Antonópulos advierte mi presencia y se acerca corriendo.

– ¿Qué ha pasado? -pregunto.

– Una familia rusa, en el semisótano. Los han liquidado a todos, en pleno día. Padre, abuela y dos niños, todos muertos. Debe de ser obra de la mafia rusa, ya que el hombre estaba metido en drogas. La mujer se ha salvado porque había ido al supermercado a comprar. Ahora está desesperada.

– ¿Y tú por qué has abandonado tu puesto? -pregunto después de escuchar su informe-. ¿Les faltaba personal y te has ofrecido como refuerzo?

– Sólo me he acercado un momento para ver qué pasaba.

– ¿Y si mientras tanto Élena Kusta se ha largado? -No sabe qué responder y se queda mirándome-. ¿Se ha largado o no? -insisto.

– No lo sé.

– Imbécil.

Los asesinatos de albaneses, árabes y rusos están a la orden del día. Mueren tantos que los expedientes ni siquiera llegan a Jefatura: los cierran las comisarías locales. Aprovechando que los de Jefatura estamos aquí, nos distraen de nuestra labor principal. Me acerco a la puerta para mirar los timbres.

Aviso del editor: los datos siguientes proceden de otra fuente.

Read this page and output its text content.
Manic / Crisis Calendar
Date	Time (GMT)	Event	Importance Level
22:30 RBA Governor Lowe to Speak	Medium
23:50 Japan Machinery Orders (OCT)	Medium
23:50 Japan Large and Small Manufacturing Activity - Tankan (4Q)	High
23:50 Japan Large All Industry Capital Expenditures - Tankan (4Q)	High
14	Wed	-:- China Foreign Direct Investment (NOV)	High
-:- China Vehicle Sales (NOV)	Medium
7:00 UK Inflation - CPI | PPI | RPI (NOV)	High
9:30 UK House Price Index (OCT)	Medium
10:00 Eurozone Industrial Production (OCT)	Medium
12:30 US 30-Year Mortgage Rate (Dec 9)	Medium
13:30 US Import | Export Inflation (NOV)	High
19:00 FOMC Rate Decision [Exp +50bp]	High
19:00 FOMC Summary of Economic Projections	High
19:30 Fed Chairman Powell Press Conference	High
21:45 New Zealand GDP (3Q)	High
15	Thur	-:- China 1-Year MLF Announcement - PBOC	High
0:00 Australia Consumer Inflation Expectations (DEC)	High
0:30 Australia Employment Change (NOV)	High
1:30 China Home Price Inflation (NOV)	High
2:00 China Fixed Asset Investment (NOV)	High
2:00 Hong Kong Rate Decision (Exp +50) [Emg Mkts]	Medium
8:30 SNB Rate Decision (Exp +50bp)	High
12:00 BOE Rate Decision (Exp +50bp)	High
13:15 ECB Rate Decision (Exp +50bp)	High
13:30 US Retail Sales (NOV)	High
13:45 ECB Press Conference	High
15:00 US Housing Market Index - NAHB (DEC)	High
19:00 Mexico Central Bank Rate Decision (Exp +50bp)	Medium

– En el segundo -oigo la voz de Antonópulos a mis espaldas-. El timbre está a nombre de una tal Triantafilidu, lo he comprobado -añade, satisfecho de sí mismo.

– Menos mal que te dio tiempo de hacerlo antes de que se cargaran a los rusos.

Empujo la puerta entreabierta y paso. Dermitzakis pretende seguirme, pero lo detengo.

– Tú quédate con Antonópulos. -Me mira con desazón-. No es necesario que subamos en rebaño, no somos de Antivicio -le explico. Retrocede y yo entro en el ascensor.

No le he indicado que se quedara para evitar llamar la atención, sino para proteger a Élena Kusta. No quiero que un desconocido la vea en la cama con su amante. Mis propias reacciones me irritan, no sé qué me impulsa a mostrarme tan considerado con ella. Quizá me sienta culpable por haber imaginado que era una furcia cuando en realidad es toda una señora. Sin embargo, si se confirma mi primera impresión y la pillo in fraganti con su amante, la señora Kusta-Fragaki será sospechosa del asesinato de su marido. Aun así, me resisto a comprometerla. Será cosa de mi enfermedad, como dice Sotirópulos, tan aficionado a las explicaciones fáciles.

El piso a nombre de Triantafilidu es el último de la derecha. Llamo al timbre y me abre una mujer de unos sesenta años con el cabello blanco, vestida de negro y gris. Blusa gris, falda negra, medias grises, zapatillas negras…, ropa pasada de moda, de la época de los parques y las estatuas limpias. La sorpresa es mutua, porque ni ella esperaba ver a un desconocido ni yo a una vieja en un nidito de amor. A no ser que alquile su piso por horas. Rooms to let para follar.